Thursday, December 30, 2021

Book Review: Spirits Of The Underworld: A Grimoire Of Occult Cocktails & Drinking Rituals


Jason Marshall

Lifestyle | October 25, 2021
Editor’s Note: This book was provided to us as a review sample by Prestel. This in no way, per our editorial policies, influenced the final outcome of this review. t should also be noted that by clicking the buy link towards the bottom of this review our site receives a small referral payment which helps to support, but not influence, our editorial and other costs.

I can still remember going to my first guitar lesson. I was a teenager and had just spent the summer mowing lawns, painting garages, and tending to any sort of chore that my neighbors didn’t want to deal with around their houses. No job was too small, and before I knew it, I had conquered the market in being a surrogate grandson to lonely grandparents with ungrateful grandchildren who never visited let alone helped around the house. I was determined with my eye on the prize of a used guitar that I saw hanging on the wall at the local music shop.

I had never even touched a guitar before, but I was certain that this instrument would get me on MTV. I saved and visited my future ticket out of this town until finally it was mine. As I was rung up on that day, the sales person asked me what my intentions were now that I was well on my way. I hadn’t thought that far ahead, but they let me know that they also offered lessons and had an opening if I was interested. I then understood that just holding my precious in my hand did not suddenly make me able to play, so what was cleaning out a few more gutters. Sign me up!



It has been a long time since then, and I was reminded of that while perusing a new cocktail book that had come my way. Not because I had signed a deal with the Devil, or my musical lessons had anything to do with the Occult, it was because of the first question my new instructor asked me when I sat down to learn in the back of that music shop: “ What do you want out of the guitar?” He went on to tell me that every note that can possibly be played has been heard, and every combination of those notes have already been played next to each other, so why am I here? This may have been a little too existential for a teenager, and he answered his own question as I sat there slack-jawed. “ The only thing that you can do differently is to have your own tone”.

This has stuck with me more than any diminished chord that I learned from him, and has been the motivation behind many creative endeavors.
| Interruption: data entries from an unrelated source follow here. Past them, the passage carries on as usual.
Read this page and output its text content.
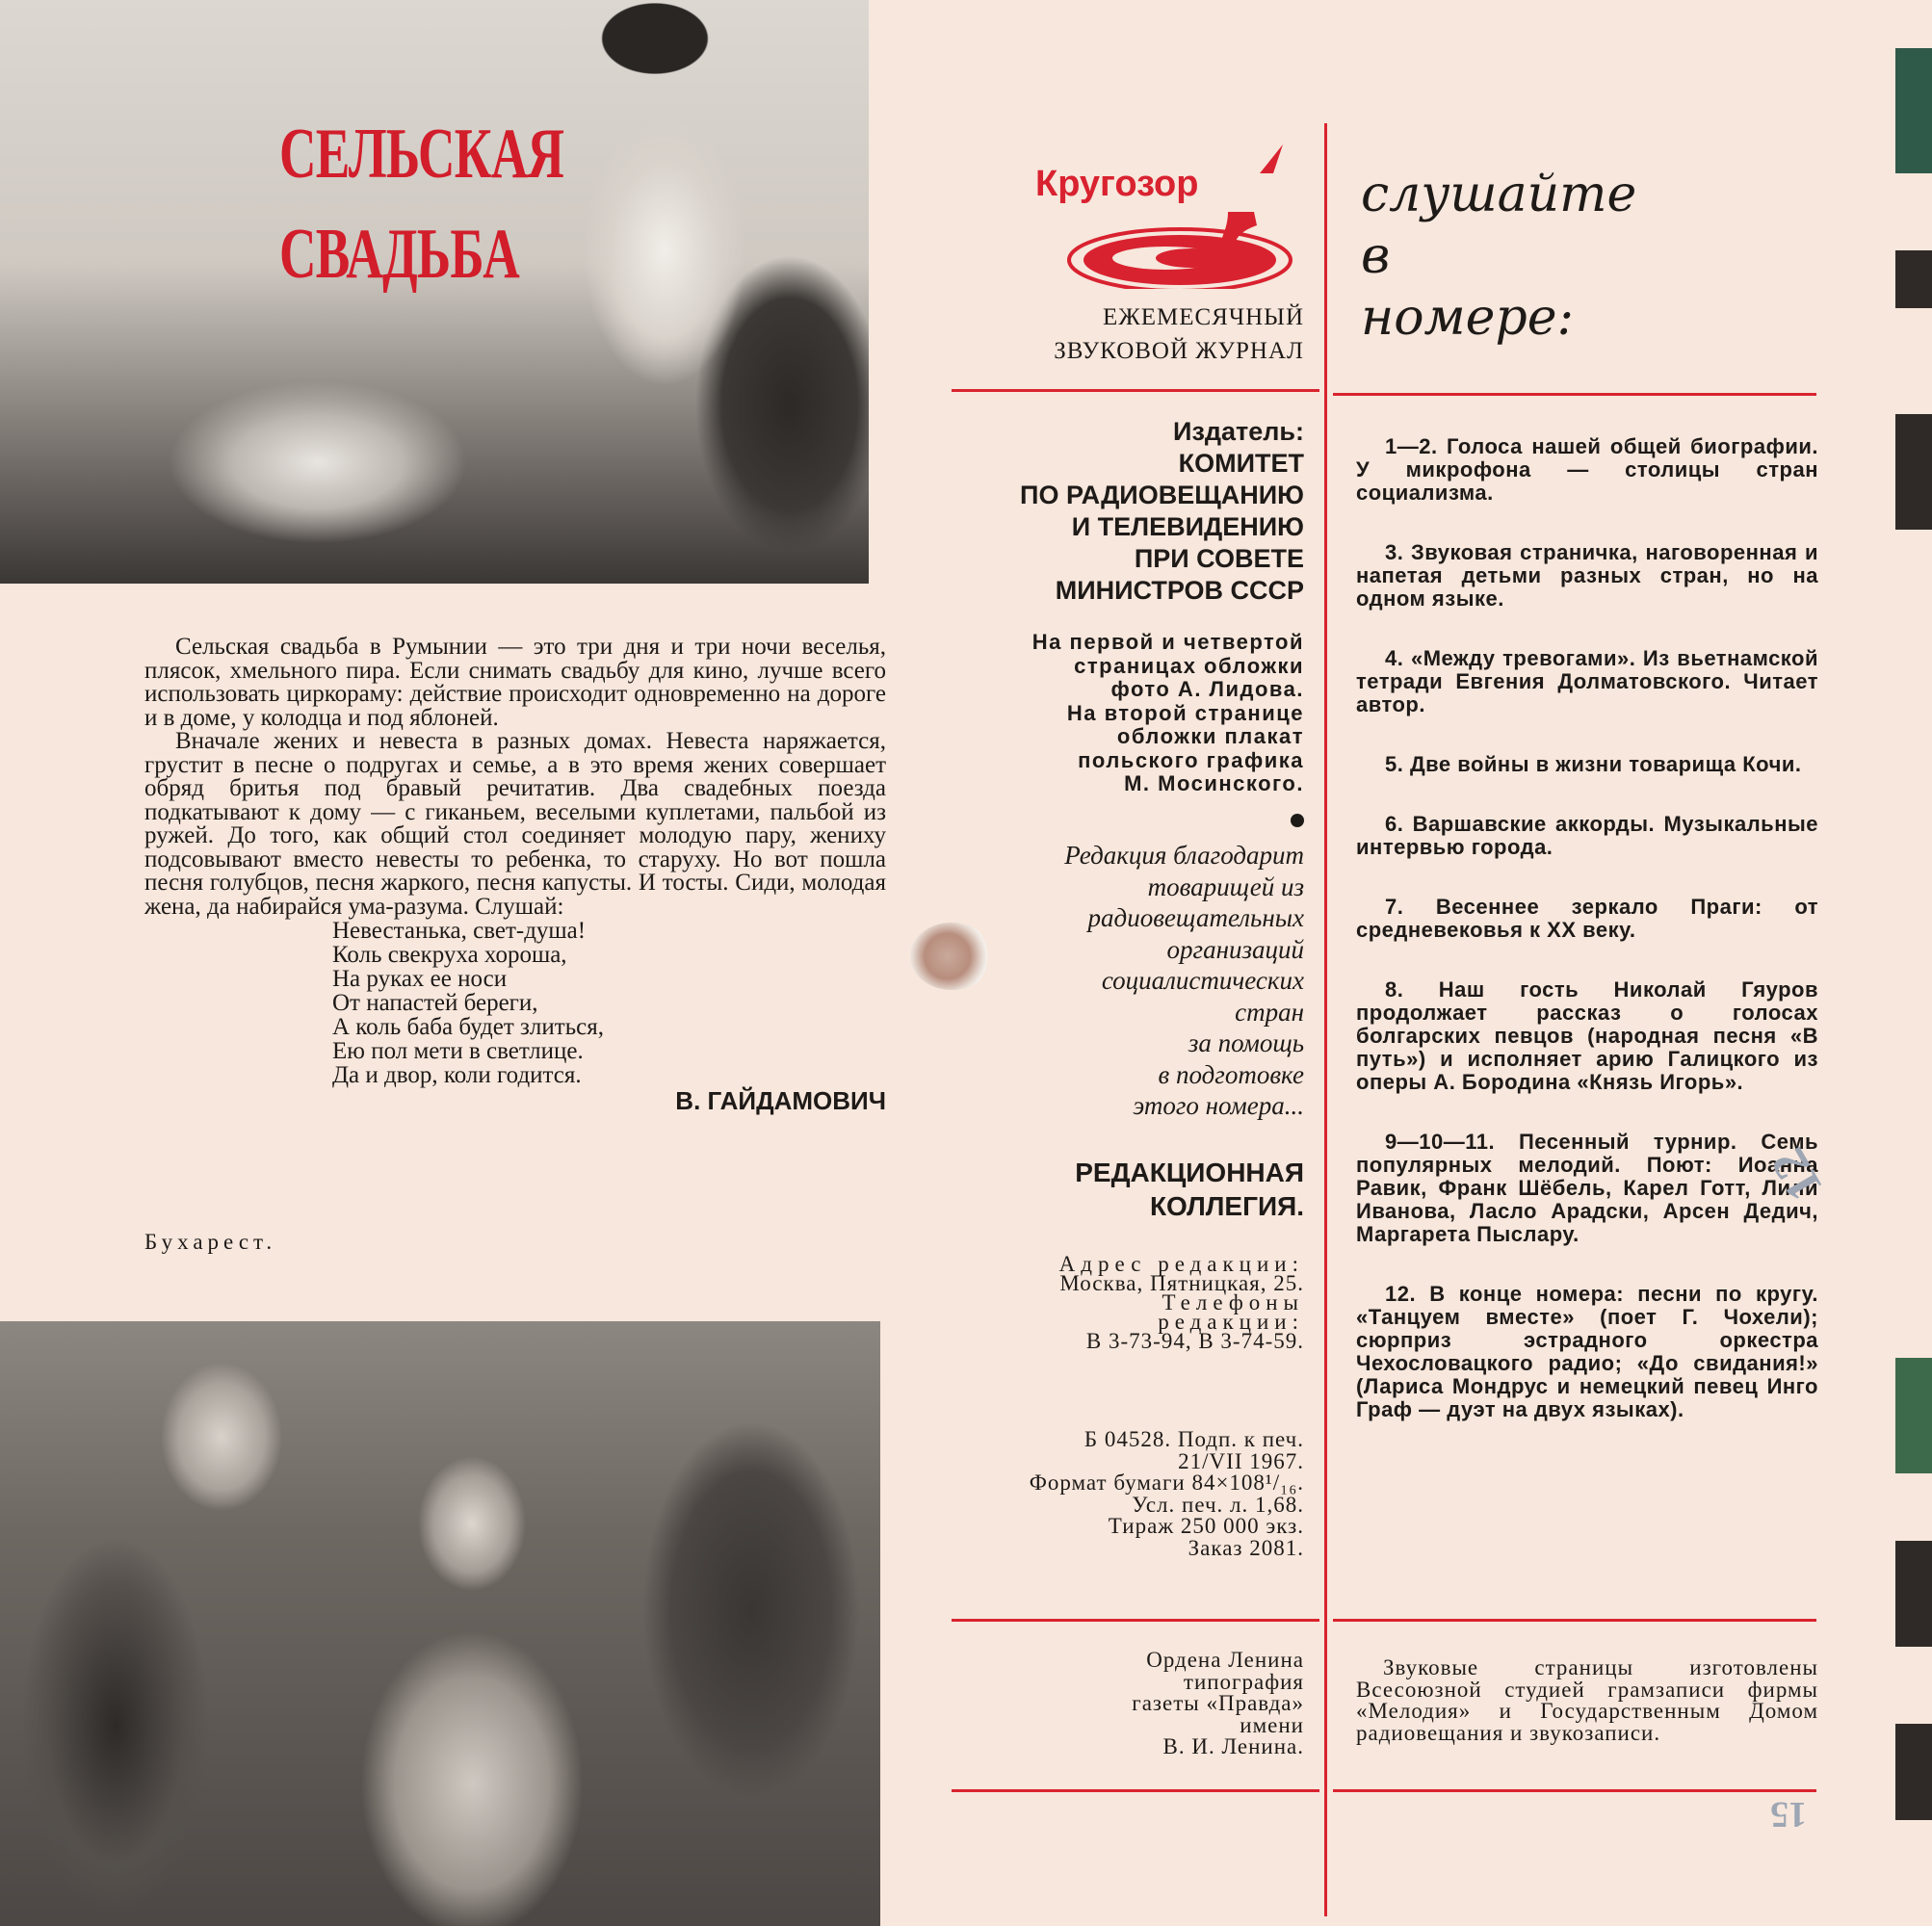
СЕЛЬСКАЯ
СВАДЬБА

Сельская свадьба в Румынии — это три дня и три ночи веселья, плясок, хмельного пира. Если снимать свадьбу для кино, лучше всего использовать циркораму: действие происходит одновременно на дороге и в доме, у колодца и под яблоней.

Вначале жених и невеста в разных домах. Невеста наряжается, грустит в песне о подругах и семье, а в это время жених совершает обряд бритья под бравый речитатив. Два свадебных поезда подкатывают к дому — с гиканьем, веселыми куплетами, пальбой из ружей. До того, как общий стол соединяет молодую пару, жениху подсовывают вместо невесты то ребенка, то старуху. Но вот пошла песня голубцов, песня жаркого, песня капусты. И тосты. Сиди, молодая жена, да набирайся ума-разума. Слушай:

Невестанька, свет-душа!
Коль свекруха хороша,
На руках ее носи
От напастей береги,
А коль баба будет злиться,
Ею пол мети в светлице.
Да и двор, коли годится.
В. ГАЙДАМОВИЧ
Бухарест.
Кругозор
ЕЖЕМЕСЯЧНЫЙ
ЗВУКОВОЙ ЖУРНАЛ
Издатель:
КОМИТЕТ
ПО РАДИОВЕЩАНИЮ
И ТЕЛЕВИДЕНИЮ
ПРИ СОВЕТЕ
МИНИСТРОВ СССР
На первой и четвертой
страницах обложки
фото А. Лидова.
На второй странице
обложки плакат
польского графика
М. Мосинского.
Редакция благодарит
товарищей из
радиовещательных
организаций
социалистических
стран
за помощь
в подготовке
этого номера...
РЕДАКЦИОННАЯ
КОЛЛЕГИЯ.
Адрес редакции:
Москва, Пятницкая, 25.
Телефоны
редакции:
В 3-73-94, В 3-74-59.
Б 04528. Подп. к печ.
21/VII 1967.
Формат бумаги 84×108¹/₁₆.
Усл. печ. л. 1,68.
Тираж 250 000 экз.
Заказ 2081.
Ордена Ленина
типография
газеты «Правда»
имени
В. И. Ленина.
слушайте
в
номере:
1—2. Голоса нашей общей биографии. У микрофона — столицы стран социализма.
3. Звуковая страничка, наговоренная и напетая детьми разных стран, но на одном языке.
4. «Между тревогами». Из вьетнамской тетради Евгения Долматовского. Читает автор.
5. Две войны в жизни товарища Кочи.
6. Варшавские аккорды. Музыкальные интервью города.
7. Весеннее зеркало Праги: от средневековья к XX веку.
8. Наш гость Николай Гяуров продолжает рассказ о голосах болгарских певцов (народная песня «В путь») и исполняет арию Галицкого из оперы А. Бородина «Князь Игорь».
9—10—11. Песенный турнир. Семь популярных мелодий. Поют: Иоанна Равик, Франк Шёбель, Карел Готт, Лили Иванова, Ласло Арадски, Арсен Дедич, Маргарета Пыслару.
12. В конце номера: песни по кругу. «Танцуем вместе» (поет Г. Чохели); сюрприз эстрадного оркестра Чехословацкого радио; «До свидания!» (Лариса Мондрус и немецкий певец Инго Граф — дуэт на двух языках).
Звуковые страницы изготовлены Всесоюзной студией грамзаписи фирмы «Мелодия» и Государственным Домом радиовещания и звукозаписи.
12
15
The ‘tone’. The personality. The color. Sharing things with the world through your particular tint of glass, that is creativity. And, that is what I saw in Spirits of the Underworld: A Grimoire of Occult Cocktails & Drinking Rituals.

The authors of this book certainly come by this honestly. They run a bar ( The Last Tuesday Society, London) that is located inside The Viktor Wynd Museum of Curiosities, Fine Art & Natural History. They have also opened Devil’s Botany, London’s first dedicated absinthe distillery. All of these endeavors with a penchant toward the macabre, and their cocktail book certainly follows that tone.
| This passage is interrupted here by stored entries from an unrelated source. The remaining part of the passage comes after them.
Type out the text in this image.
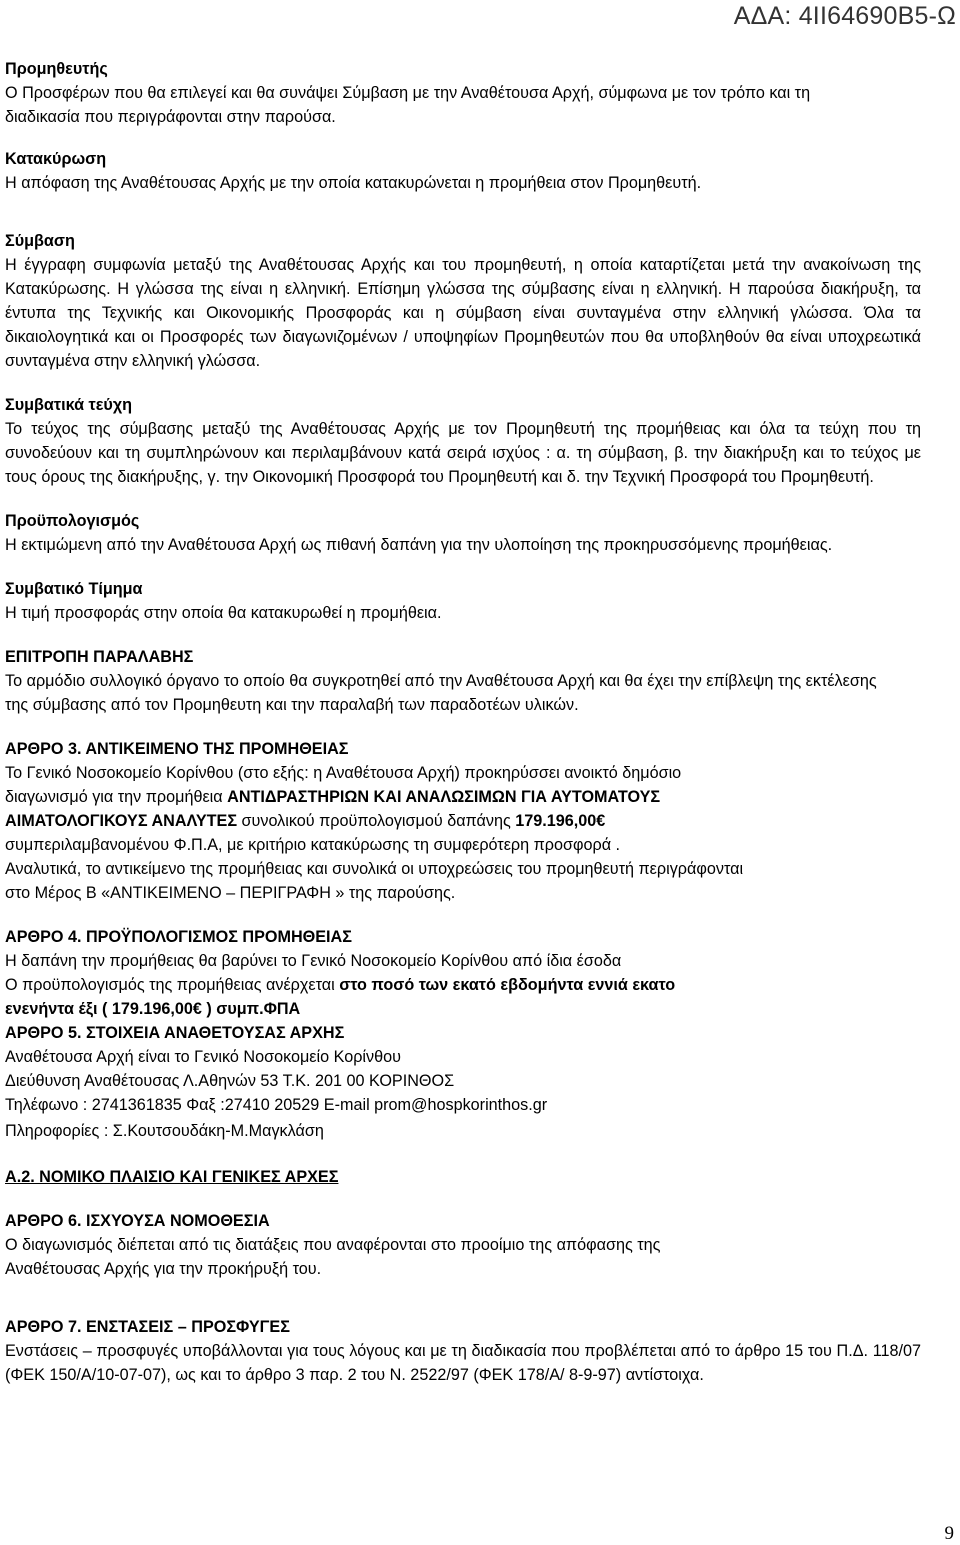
ΑΔΑ: 4ΙΙ64690Β5-Ω

Προμηθευτής

Ο Προσφέρων που θα επιλεγεί και θα συνάψει Σύμβαση με την Αναθέτουσα Αρχή, σύμφωνα με τον τρόπο και τη διαδικασία που περιγράφονται στην παρούσα.

Κατακύρωση

Η απόφαση της Αναθέτουσας Αρχής με την οποία κατακυρώνεται η προμήθεια στον Προμηθευτή.

Σύμβαση

Η έγγραφη συμφωνία μεταξύ της Αναθέτουσας Αρχής και του προμηθευτή, η οποία καταρτίζεται μετά την ανακοίνωση της Κατακύρωσης. Η γλώσσα της είναι η ελληνική. Επίσημη γλώσσα της σύμβασης είναι η ελληνική. Η παρούσα διακήρυξη, τα έντυπα της Τεχνικής και Οικονομικής Προσφοράς και η σύμβαση είναι συνταγμένα στην ελληνική γλώσσα. Όλα τα δικαιολογητικά και οι Προσφορές των διαγωνιζομένων / υποψηφίων Προμηθευτών που θα υποβληθούν θα είναι υποχρεωτικά συνταγμένα στην ελληνική γλώσσα.

Συμβατικά τεύχη

Το τεύχος της σύμβασης μεταξύ της Αναθέτουσας Αρχής με τον Προμηθευτή της προμήθειας και όλα τα τεύχη που τη συνοδεύουν και τη συμπληρώνουν και περιλαμβάνουν κατά σειρά ισχύος : α. τη σύμβαση, β. την διακήρυξη και το τεύχος με τους όρους της διακήρυξης, γ. την Οικονομική Προσφορά του Προμηθευτή και δ. την Τεχνική Προσφορά του Προμηθευτή.

Προϋπολογισμός

Η εκτιμώμενη από την Αναθέτουσα Αρχή ως πιθανή δαπάνη για την υλοποίηση της προκηρυσσόμενης προμήθειας.

Συμβατικό Τίμημα

Η τιμή προσφοράς στην οποία θα κατακυρωθεί η προμήθεια.

ΕΠΙΤΡΟΠΗ ΠΑΡΑΛΑΒΗΣ

Το αρμόδιο συλλογικό όργανο το οποίο θα συγκροτηθεί από την Αναθέτουσα Αρχή και θα έχει την επίβλεψη της εκτέλεσης της σύμβασης από τον Προμηθευτη και την παραλαβή των παραδοτέων υλικών.

ΑΡΘΡΟ 3. ΑΝΤΙΚΕΙΜΕΝΟ ΤΗΣ ΠΡΟΜΗΘΕΙΑΣ

Το Γενικό Νοσοκομείο Κορίνθου (στο εξής: η Αναθέτουσα Αρχή) προκηρύσσει ανοικτό δημόσιο

διαγωνισμό για την προμήθεια ΑΝΤΙΔΡΑΣΤΗΡΙΩΝ ΚΑΙ ΑΝΑΛΩΣΙΜΩΝ ΓΙΑ ΑΥΤΟΜΑΤΟΥΣ

ΑΙΜΑΤΟΛΟΓΙΚΟΥΣ ΑΝΑΛΥΤΕΣ συνολικού προϋπολογισμού δαπάνης 179.196,00€

συμπεριλαμβανομένου Φ.Π.Α, με κριτήριο κατακύρωσης τη συμφερότερη προσφορά .

Αναλυτικά, το αντικείμενο της προμήθειας και συνολικά οι υποχρεώσεις του προμηθευτή περιγράφονται

στο Μέρος Β «ΑΝΤΙΚΕΙΜΕΝΟ – ΠΕΡΙΓΡΑΦΗ » της παρούσης.

ΑΡΘΡΟ 4. ΠΡΟΫΠΟΛΟΓΙΣΜΟΣ ΠΡΟΜΗΘΕΙΑΣ

Η δαπάνη την προμήθειας θα βαρύνει το Γενικό Νοσοκομείο Κορίνθου από ίδια έσοδα

Ο προϋπολογισμός της προμήθειας ανέρχεται στο ποσό των εκατό εβδομήντα εννιά εκατο

ενενήντα έξι ( 179.196,00€ ) συμπ.ΦΠΑ

ΑΡΘΡΟ 5. ΣΤΟΙΧΕΙΑ ΑΝΑΘΕΤΟΥΣΑΣ ΑΡΧΗΣ

Αναθέτουσα Αρχή είναι το Γενικό Νοσοκομείο Κορίνθου

Διεύθυνση Αναθέτουσας Λ.Αθηνών 53 Τ.Κ. 201 00 ΚΟΡΙΝΘΟΣ

Τηλέφωνο : 2741361835 Φαξ :27410 20529 E-mail prom@hospkorinthos.gr

Πληροφορίες : Σ.Κουτσουδάκη-Μ.Μαγκλάση

Α.2. ΝΟΜΙΚΟ ΠΛΑΙΣΙΟ ΚΑΙ ΓΕΝΙΚΕΣ ΑΡΧΕΣ

ΑΡΘΡΟ 6. ΙΣΧΥΟΥΣΑ ΝΟΜΟΘΕΣΙΑ

Ο διαγωνισμός διέπεται από τις διατάξεις που αναφέρονται στο προοίμιο της απόφασης της

Αναθέτουσας Αρχής για την προκήρυξή του.

ΑΡΘΡΟ 7. ΕΝΣΤΑΣΕΙΣ – ΠΡΟΣΦΥΓΕΣ

Ενστάσεις – προσφυγές υποβάλλονται για τους λόγους και με τη διαδικασία που προβλέπεται από το άρθρο 15 του Π.Δ. 118/07 (ΦΕΚ 150/Α/10-07-07), ως και το άρθρο 3 παρ. 2 του Ν. 2522/97 (ΦΕΚ 178/Α/ 8-9-97) αντίστοιχα.

9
There is no mention of ‘Spooky season’ and not a single recipe features pumpkin spice, but what they do is weave a timeline of drinking rituals and history through a correlated history of people trying to make sense of the world around them. 50 cocktail recipes are divided into 5 chapters that tell the stories of cocktails and the occult in the ancient world, the Dark Ages, Renaissance, New World discovery, and the Modern era. All with well articulated tales to accompany each concoction.
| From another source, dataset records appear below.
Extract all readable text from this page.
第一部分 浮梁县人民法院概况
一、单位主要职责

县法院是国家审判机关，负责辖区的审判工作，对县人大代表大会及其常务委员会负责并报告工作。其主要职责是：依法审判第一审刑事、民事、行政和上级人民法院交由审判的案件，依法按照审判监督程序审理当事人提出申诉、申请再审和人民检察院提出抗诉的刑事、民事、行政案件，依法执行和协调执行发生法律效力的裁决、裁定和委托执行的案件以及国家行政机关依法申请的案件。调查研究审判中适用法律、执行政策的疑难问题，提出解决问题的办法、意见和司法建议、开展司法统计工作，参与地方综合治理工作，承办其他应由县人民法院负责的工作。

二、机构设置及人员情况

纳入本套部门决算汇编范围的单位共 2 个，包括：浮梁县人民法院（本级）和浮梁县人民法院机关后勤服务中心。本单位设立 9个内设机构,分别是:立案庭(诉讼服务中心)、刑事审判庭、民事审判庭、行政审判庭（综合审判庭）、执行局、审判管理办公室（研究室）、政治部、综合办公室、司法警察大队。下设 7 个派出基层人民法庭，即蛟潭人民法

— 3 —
While each recipe isn’t difficult ( the mention in the preface that they shouldn’t be any more difficult than a cup of tea), they are intricate, involved, and interesting. I was going to evaluate a couple of the recipes by making them, but I did not have any raisin infused Old Forester or Primum Ens Melissa Tincture on hand. But, I do have the recipe now and am looking forward to trying them out. They do feature products from their distillery quite often, (who can blame them), but do also offer alternative suggestions as well. The stories are great with a plethora of acknowledged classics, as well as plenty of new interpretations.

What I am most looking forward to is sharing this with a bar team and relating ways to find inspiration, to find your tone, and to have a lot of fun while doing so.